PS : si procès il y a, seule la famille Beining, par l’intermédiaire de Chantal, la maman de Cyril, sera présente en tant que partie civile. La grand-mère d’Alexandre, Ginette Beckrich, croit toujours en la culpabilité de Patrick Dils.

 

(1) Cité par Dominique Rizet, « La justice face à ses erreurs », Le Figaro magazine, 29 janvier 2005, p. 38.

(2) Plaidoyer pour les victimes, Monaco, éditions du Rocher, 2004, p. 235.

(3) 2e partie : « Les fausses erreurs judiciaires françaises », Chapitre IV : « L’affaire Dils, ou la vérité impossible » (p. 321-365), L’erreur judiciaire (Paris, Presses Universitaires de France, 2010) / « L’affaire de Montigny-lès-Metz : de Patrick Dils à Francis Heaulme, un surcroît de doutes » (p. 123-165), Quelques affaires retentissantes Seznec, Dominici, Dils, Raddad Les révisions en question (Paris, Riveneuve, 2011). Selon la volonté de Jean Favard, l’ouvrage n’est paru qu’après sa mort, survenue le 18 janvier 2010.

(4) Marc Metdepenningen, « Le temps du réquisitoire Dils confié aux jurés », Le Soir, 24 avril 2002, p. 6.

(5) Les décisions de justice relatives aux requêtes en révision du procès de janvier 1989 sont reproduites en fac-similé dans les annexes du livre de Jean Favard, pages 272-291.

(6) L’erreur judiciaire, op.cit., p. 362.

(7) Quelques affaires retentissantes Seznec, Dominici, Dils, Raddad Les révisions en question, op.cit., p. 159.

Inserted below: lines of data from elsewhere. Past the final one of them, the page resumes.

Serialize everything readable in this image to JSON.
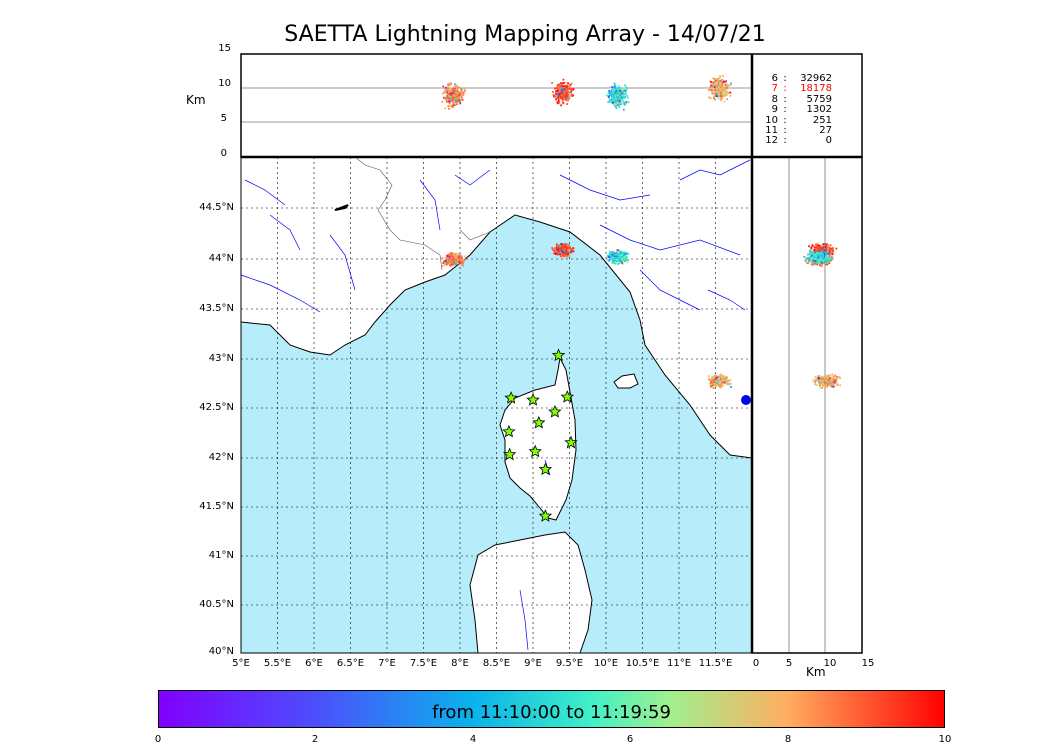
{
  "title": "SAETTA Lightning Mapping Array - 14/07/21",
  "units": {
    "top_panel": "Km",
    "right_panel": "Km"
  },
  "altitude_axis": {
    "ticks": [
      "15",
      "10",
      "5",
      "0"
    ]
  },
  "altitude_axis_x": {
    "ticks": [
      "0",
      "5",
      "10",
      "15"
    ]
  },
  "lat_axis": {
    "ticks": [
      "44.5°N",
      "44°N",
      "43.5°N",
      "43°N",
      "42.5°N",
      "42°N",
      "41.5°N",
      "41°N",
      "40.5°N",
      "40°N"
    ]
  },
  "lon_axis": {
    "ticks": [
      "5°E",
      "5.5°E",
      "6°E",
      "6.5°E",
      "7°E",
      "7.5°E",
      "8°E",
      "8.5°E",
      "9°E",
      "9.5°E",
      "10°E",
      "10.5°E",
      "11°E",
      "11.5°E"
    ]
  },
  "stats": [
    {
      "h": "6",
      "count": "32962",
      "color": "#000000"
    },
    {
      "h": "7",
      "count": "18178",
      "color": "#ff0000"
    },
    {
      "h": "8",
      "count": "5759",
      "color": "#000000"
    },
    {
      "h": "9",
      "count": "1302",
      "color": "#000000"
    },
    {
      "h": "10",
      "count": "251",
      "color": "#000000"
    },
    {
      "h": "11",
      "count": "27",
      "color": "#000000"
    },
    {
      "h": "12",
      "count": "0",
      "color": "#000000"
    }
  ],
  "colorbar": {
    "label": "from 11:10:00 to 11:19:59",
    "ticks": [
      "0",
      "2",
      "4",
      "6",
      "8",
      "10"
    ],
    "colormap": "rainbow"
  },
  "colors": {
    "sea": "#b7edfb",
    "rivers": "#0000ff",
    "stations": "#7fff00",
    "dominant_sources": "#ff4422"
  },
  "map_features": {
    "stations": "star-markers",
    "grid": "dotted"
  },
  "chart_data": {
    "type": "scatter",
    "xlim": [
      5,
      12
    ],
    "ylim": [
      40,
      45
    ],
    "altitude_range_km": [
      0,
      15
    ],
    "time_range_minutes": [
      0,
      10
    ],
    "stations": [
      {
        "lon": 9.35,
        "lat": 43.0
      },
      {
        "lon": 8.7,
        "lat": 42.57
      },
      {
        "lon": 9.0,
        "lat": 42.55
      },
      {
        "lon": 9.47,
        "lat": 42.58
      },
      {
        "lon": 9.3,
        "lat": 42.43
      },
      {
        "lon": 9.08,
        "lat": 42.32
      },
      {
        "lon": 8.67,
        "lat": 42.23
      },
      {
        "lon": 9.52,
        "lat": 42.12
      },
      {
        "lon": 9.03,
        "lat": 42.03
      },
      {
        "lon": 8.68,
        "lat": 42.0
      },
      {
        "lon": 9.17,
        "lat": 41.85
      },
      {
        "lon": 9.17,
        "lat": 41.38
      }
    ],
    "source_clusters": [
      {
        "lon": 7.9,
        "lat": 43.98,
        "alt_km": 9,
        "time_min": 8.5
      },
      {
        "lon": 9.4,
        "lat": 44.07,
        "alt_km": 9.5,
        "time_min": 9.2
      },
      {
        "lon": 10.15,
        "lat": 44.0,
        "alt_km": 9,
        "time_min": 5
      },
      {
        "lon": 11.55,
        "lat": 42.75,
        "alt_km": 10,
        "time_min": 8
      }
    ]
  }
}
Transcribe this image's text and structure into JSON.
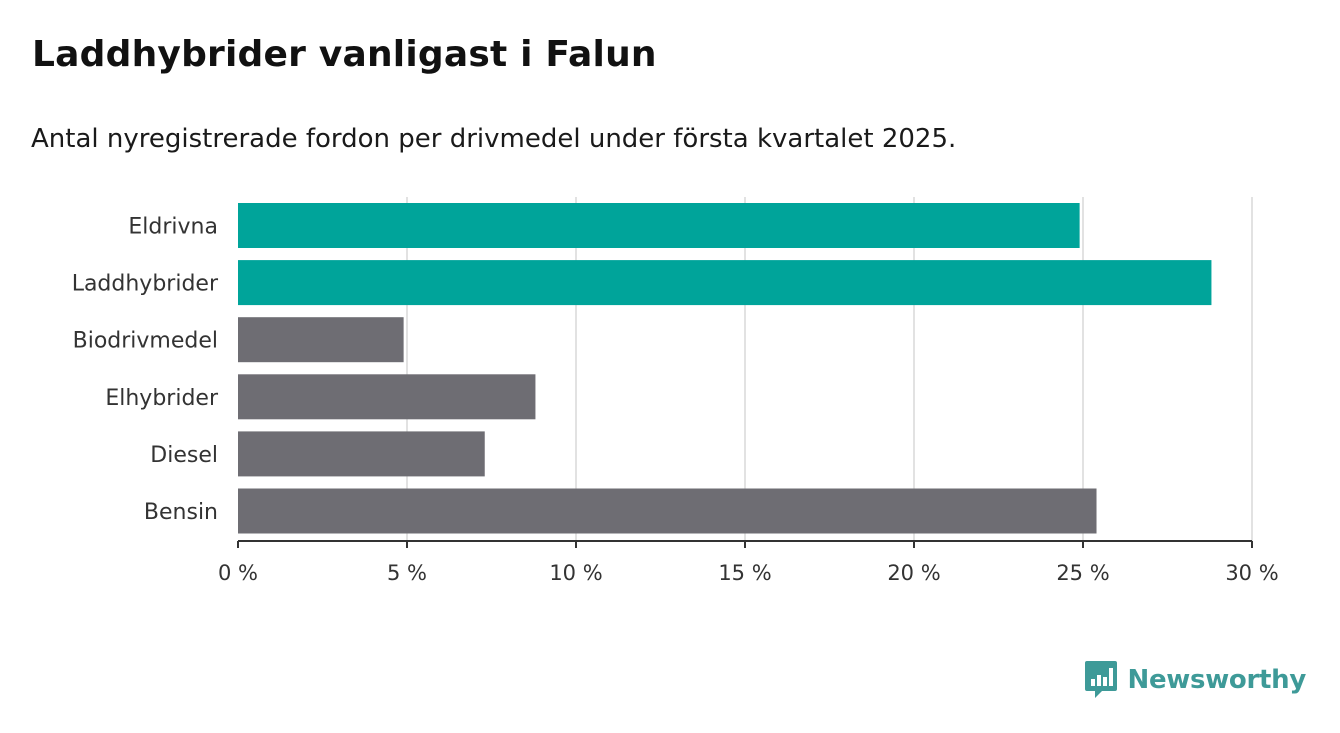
{
  "title": "Laddhybrider vanligast i Falun",
  "subtitle": "Antal nyregistrerade fordon per drivmedel under första kvartalet 2025.",
  "brand": {
    "name": "Newsworthy",
    "color": "#3e9a98"
  },
  "colors": {
    "highlight": "#00a49a",
    "default": "#6e6d73",
    "grid": "#d9d9d9",
    "axis": "#333333"
  },
  "chart_data": {
    "type": "bar",
    "orientation": "horizontal",
    "categories": [
      "Eldrivna",
      "Laddhybrider",
      "Biodrivmedel",
      "Elhybrider",
      "Diesel",
      "Bensin"
    ],
    "values": [
      24.9,
      28.8,
      4.9,
      8.8,
      7.3,
      25.4
    ],
    "highlighted": [
      true,
      true,
      false,
      false,
      false,
      false
    ],
    "xlim": [
      0,
      30
    ],
    "xticks": [
      0,
      5,
      10,
      15,
      20,
      25,
      30
    ],
    "xtick_labels": [
      "0 %",
      "5 %",
      "10 %",
      "15 %",
      "20 %",
      "25 %",
      "30 %"
    ],
    "unit": "%",
    "grid": true,
    "legend": "none"
  }
}
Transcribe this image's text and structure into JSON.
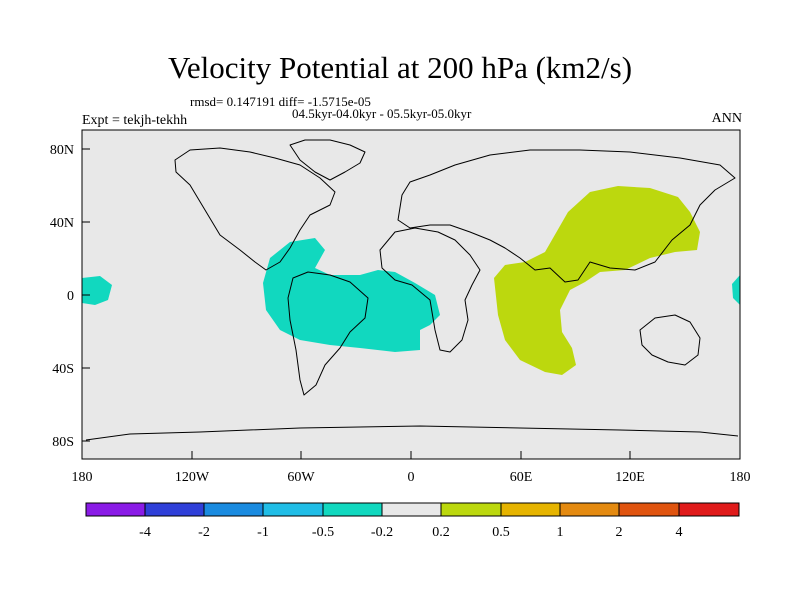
{
  "title": "Velocity Potential at 200 hPa (km2/s)",
  "stats": "rmsd= 0.147191 diff= -1.5715e-05",
  "period": "04.5kyr-04.0kyr - 05.5kyr-05.0kyr",
  "expt": "Expt = tekjh-tekhh",
  "season": "ANN",
  "lat_ticks": [
    "80N",
    "40N",
    "0",
    "40S",
    "80S"
  ],
  "lon_ticks": [
    "180",
    "120W",
    "60W",
    "0",
    "60E",
    "120E",
    "180"
  ],
  "colorbar": {
    "labels": [
      "-4",
      "-2",
      "-1",
      "-0.5",
      "-0.2",
      "0.2",
      "0.5",
      "1",
      "2",
      "4"
    ],
    "colors": [
      "#8a1be6",
      "#2f3fd8",
      "#1a8be0",
      "#20bde6",
      "#11d8bf",
      "#e8e8e8",
      "#bcd80e",
      "#e6b400",
      "#e48a10",
      "#e0540f",
      "#e01b1b"
    ]
  },
  "colors": {
    "ocean_background": "#e8e8e8",
    "negative_anomaly": "#11d8bf",
    "positive_anomaly": "#bcd80e"
  }
}
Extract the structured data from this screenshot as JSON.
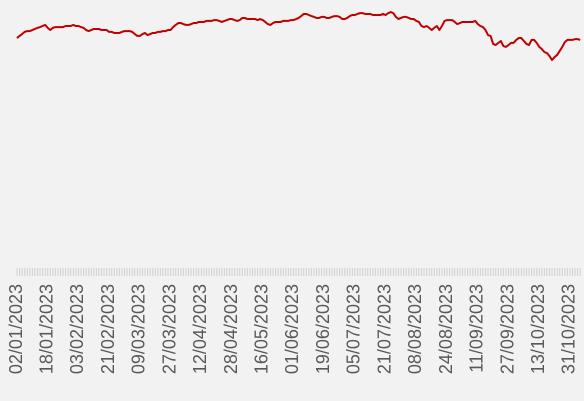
{
  "chart_data": {
    "type": "line",
    "categories": [
      "02/01/2023",
      null,
      null,
      null,
      null,
      null,
      null,
      null,
      null,
      null,
      null,
      null,
      "18/01/2023",
      null,
      null,
      null,
      null,
      null,
      null,
      null,
      null,
      null,
      null,
      null,
      "03/02/2023",
      null,
      null,
      null,
      null,
      null,
      null,
      null,
      null,
      null,
      null,
      null,
      "21/02/2023",
      null,
      null,
      null,
      null,
      null,
      null,
      null,
      null,
      null,
      null,
      null,
      "09/03/2023",
      null,
      null,
      null,
      null,
      null,
      null,
      null,
      null,
      null,
      null,
      null,
      "27/03/2023",
      null,
      null,
      null,
      null,
      null,
      null,
      null,
      null,
      null,
      null,
      null,
      "12/04/2023",
      null,
      null,
      null,
      null,
      null,
      null,
      null,
      null,
      null,
      null,
      null,
      "28/04/2023",
      null,
      null,
      null,
      null,
      null,
      null,
      null,
      null,
      null,
      null,
      null,
      "16/05/2023",
      null,
      null,
      null,
      null,
      null,
      null,
      null,
      null,
      null,
      null,
      null,
      "01/06/2023",
      null,
      null,
      null,
      null,
      null,
      null,
      null,
      null,
      null,
      null,
      null,
      "19/06/2023",
      null,
      null,
      null,
      null,
      null,
      null,
      null,
      null,
      null,
      null,
      null,
      "05/07/2023",
      null,
      null,
      null,
      null,
      null,
      null,
      null,
      null,
      null,
      null,
      null,
      "21/07/2023",
      null,
      null,
      null,
      null,
      null,
      null,
      null,
      null,
      null,
      null,
      null,
      "08/08/2023",
      null,
      null,
      null,
      null,
      null,
      null,
      null,
      null,
      null,
      null,
      null,
      "24/08/2023",
      null,
      null,
      null,
      null,
      null,
      null,
      null,
      null,
      null,
      null,
      null,
      "11/09/2023",
      null,
      null,
      null,
      null,
      null,
      null,
      null,
      null,
      null,
      null,
      null,
      "27/09/2023",
      null,
      null,
      null,
      null,
      null,
      null,
      null,
      null,
      null,
      null,
      null,
      "13/10/2023",
      null,
      null,
      null,
      null,
      null,
      null,
      null,
      null,
      null,
      null,
      null,
      "31/10/2023",
      null,
      null,
      null,
      null
    ],
    "values": [
      85.8,
      86.6,
      87.3,
      88.1,
      88.4,
      88.4,
      88.8,
      89.2,
      89.6,
      89.9,
      90.3,
      90.7,
      89.6,
      88.8,
      89.6,
      89.9,
      89.9,
      89.9,
      89.9,
      90.3,
      90.3,
      90.3,
      90.7,
      90.3,
      90.3,
      89.9,
      89.6,
      88.8,
      88.4,
      88.8,
      89.2,
      89.2,
      89.2,
      88.8,
      88.8,
      88.8,
      88.1,
      88.1,
      87.7,
      87.7,
      87.7,
      88.1,
      88.4,
      88.4,
      88.4,
      88.1,
      87.3,
      86.6,
      86.6,
      87.3,
      87.7,
      86.9,
      87.3,
      87.7,
      87.7,
      88.1,
      88.1,
      88.4,
      88.4,
      88.8,
      88.8,
      89.9,
      90.7,
      91.4,
      91.4,
      91.0,
      90.7,
      90.7,
      91.0,
      91.4,
      91.4,
      91.8,
      91.8,
      91.8,
      92.2,
      92.2,
      92.2,
      92.5,
      92.5,
      92.2,
      91.8,
      92.2,
      92.5,
      92.9,
      92.9,
      92.5,
      92.2,
      92.5,
      93.3,
      93.3,
      92.9,
      92.9,
      92.9,
      92.9,
      92.5,
      92.9,
      92.5,
      91.8,
      91.0,
      90.7,
      91.4,
      91.8,
      91.8,
      91.8,
      92.2,
      92.2,
      92.2,
      92.5,
      92.5,
      92.9,
      93.3,
      94.0,
      94.8,
      94.8,
      94.4,
      94.0,
      93.7,
      93.3,
      93.3,
      93.7,
      93.7,
      93.3,
      93.3,
      93.7,
      94.0,
      94.0,
      93.7,
      92.9,
      92.9,
      93.3,
      94.0,
      94.4,
      94.4,
      94.8,
      95.1,
      95.1,
      94.8,
      94.8,
      94.8,
      94.4,
      94.4,
      94.4,
      94.4,
      94.8,
      94.4,
      95.1,
      95.5,
      95.1,
      93.7,
      92.9,
      93.3,
      93.7,
      93.7,
      93.3,
      92.9,
      92.9,
      92.2,
      91.8,
      90.3,
      89.9,
      90.3,
      89.6,
      88.8,
      89.6,
      90.3,
      88.8,
      90.3,
      92.2,
      92.5,
      92.5,
      92.5,
      91.8,
      91.0,
      91.4,
      91.8,
      91.8,
      91.8,
      91.8,
      91.8,
      92.2,
      91.0,
      90.3,
      89.9,
      88.8,
      86.9,
      86.6,
      83.6,
      83.2,
      84.0,
      84.7,
      82.8,
      82.5,
      83.2,
      84.0,
      84.0,
      85.1,
      85.8,
      85.8,
      84.7,
      83.6,
      83.2,
      85.1,
      85.1,
      84.0,
      82.5,
      81.7,
      80.6,
      80.2,
      79.1,
      77.6,
      78.7,
      79.5,
      81.0,
      82.5,
      84.3,
      85.1,
      85.1,
      85.1,
      85.4,
      85.4,
      85.1
    ],
    "color": "#c00000",
    "ylim": [
      0,
      100
    ]
  }
}
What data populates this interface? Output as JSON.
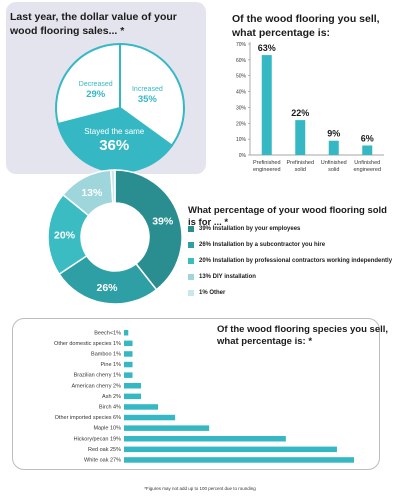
{
  "colors": {
    "teal": "#35b8c4",
    "teal_dark": "#2a8e91",
    "teal_mid": "#3bbcc2",
    "teal_light": "#9ed6dc",
    "teal_pale": "#c8e8ec",
    "panel_bg": "#e4e4ef",
    "text": "#1b1b1b"
  },
  "footnote": "*Figures may not add up to 100 percent due to rounding",
  "chart_data": [
    {
      "type": "pie",
      "title": "Last year, the dollar value of your wood flooring sales... *",
      "slices": [
        {
          "label": "Decreased",
          "value": 29,
          "value_label": "29%"
        },
        {
          "label": "Increased",
          "value": 35,
          "value_label": "35%"
        },
        {
          "label": "Stayed the same",
          "value": 36,
          "value_label": "36%"
        }
      ]
    },
    {
      "type": "bar",
      "title": "Of the wood flooring you sell, what percentage is:",
      "categories": [
        "Prefinished engineered",
        "Prefinished solid",
        "Unfinished solid",
        "Unfinished engineered"
      ],
      "category_lines": [
        [
          "Prefinished",
          "engineered"
        ],
        [
          "Prefinished",
          "solid"
        ],
        [
          "Unfinished",
          "solid"
        ],
        [
          "Unfinished",
          "engineered"
        ]
      ],
      "values": [
        63,
        22,
        9,
        6
      ],
      "value_labels": [
        "63%",
        "22%",
        "9%",
        "6%"
      ],
      "ylim": [
        0,
        70
      ],
      "yticks": [
        0,
        10,
        20,
        30,
        40,
        50,
        60,
        70
      ],
      "ytick_labels": [
        "0%",
        "10%",
        "20%",
        "30%",
        "40%",
        "50%",
        "60%",
        "70%"
      ],
      "grid": false
    },
    {
      "type": "pie",
      "subtype": "donut",
      "title": "What percentage of your wood flooring sold is for ... *",
      "slices": [
        {
          "label": "39% Installation by your employees",
          "value": 39,
          "value_label": "39%",
          "color": "#2a8e91"
        },
        {
          "label": "26% Installation by a subcontractor you hire",
          "value": 26,
          "value_label": "26%",
          "color": "#2f9fa6"
        },
        {
          "label": "20% Installation by professional contractors working independently",
          "value": 20,
          "value_label": "20%",
          "color": "#3bbcc2"
        },
        {
          "label": "13% DIY installation",
          "value": 13,
          "value_label": "13%",
          "color": "#9ed6dc"
        },
        {
          "label": "1% Other",
          "value": 1,
          "value_label": "",
          "color": "#c8e8ec"
        }
      ],
      "legend": "right"
    },
    {
      "type": "bar",
      "orientation": "horizontal",
      "title": "Of the wood flooring species you sell, what percentage is: *",
      "categories": [
        "Beech<1%",
        "Other domestic species 1%",
        "Bamboo 1%",
        "Pine 1%",
        "Brazilian cherry 1%",
        "American cherry 2%",
        "Ash 2%",
        "Birch 4%",
        "Other imported species 6%",
        "Maple 10%",
        "Hickory/pecan 19%",
        "Red oak 25%",
        "White oak 27%"
      ],
      "values": [
        0.5,
        1,
        1,
        1,
        1,
        2,
        2,
        4,
        6,
        10,
        19,
        25,
        27
      ],
      "xlim": [
        0,
        27
      ]
    }
  ]
}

(8) D’où ce commentaire du journaliste Jean-Michel Dumay : « Ce qui heurte […] en filigrane, c’est que deux avocats généraux, membres d’un parquet indivisible, aient pu, à douze années d’intervalle, fonder leurs réquisitions sur des intimes convictions diamétralement opposées. Or, que penser d’une accusation qui peut dire noir un jour et demander l’enfermement à vie, puis, sur la base des mêmes éléments, plusieurs années plus tard, dire blanc en réclamant la liberté ? » (« Un verdict qui pose le problème de la motivation des décisions de cours d’assises », Le Monde, 3 juillet 2001, p. 8)

(9) Outre cet ouvrage, le travail d’Emmanuel Charlot a été à l’origine d’un documentaire diffusé dans le cadre de Présumé innocent, émission de Jean-Marc Morandini sur Direct 8, le 1er novembre 2011 à 20 h 40 : Affaire Patrick Dils : l’ultime révélation.

(10) L’ancien manutentionnaire portera plainte pour complicité de diffamation contre le journaliste mais sera débouté par le tribunal correctionnel de Metz le 20 avril 2011, décision confirmée par la Cour d’Appel le 6 juillet et par la Cour de Cassation le 2 novembre.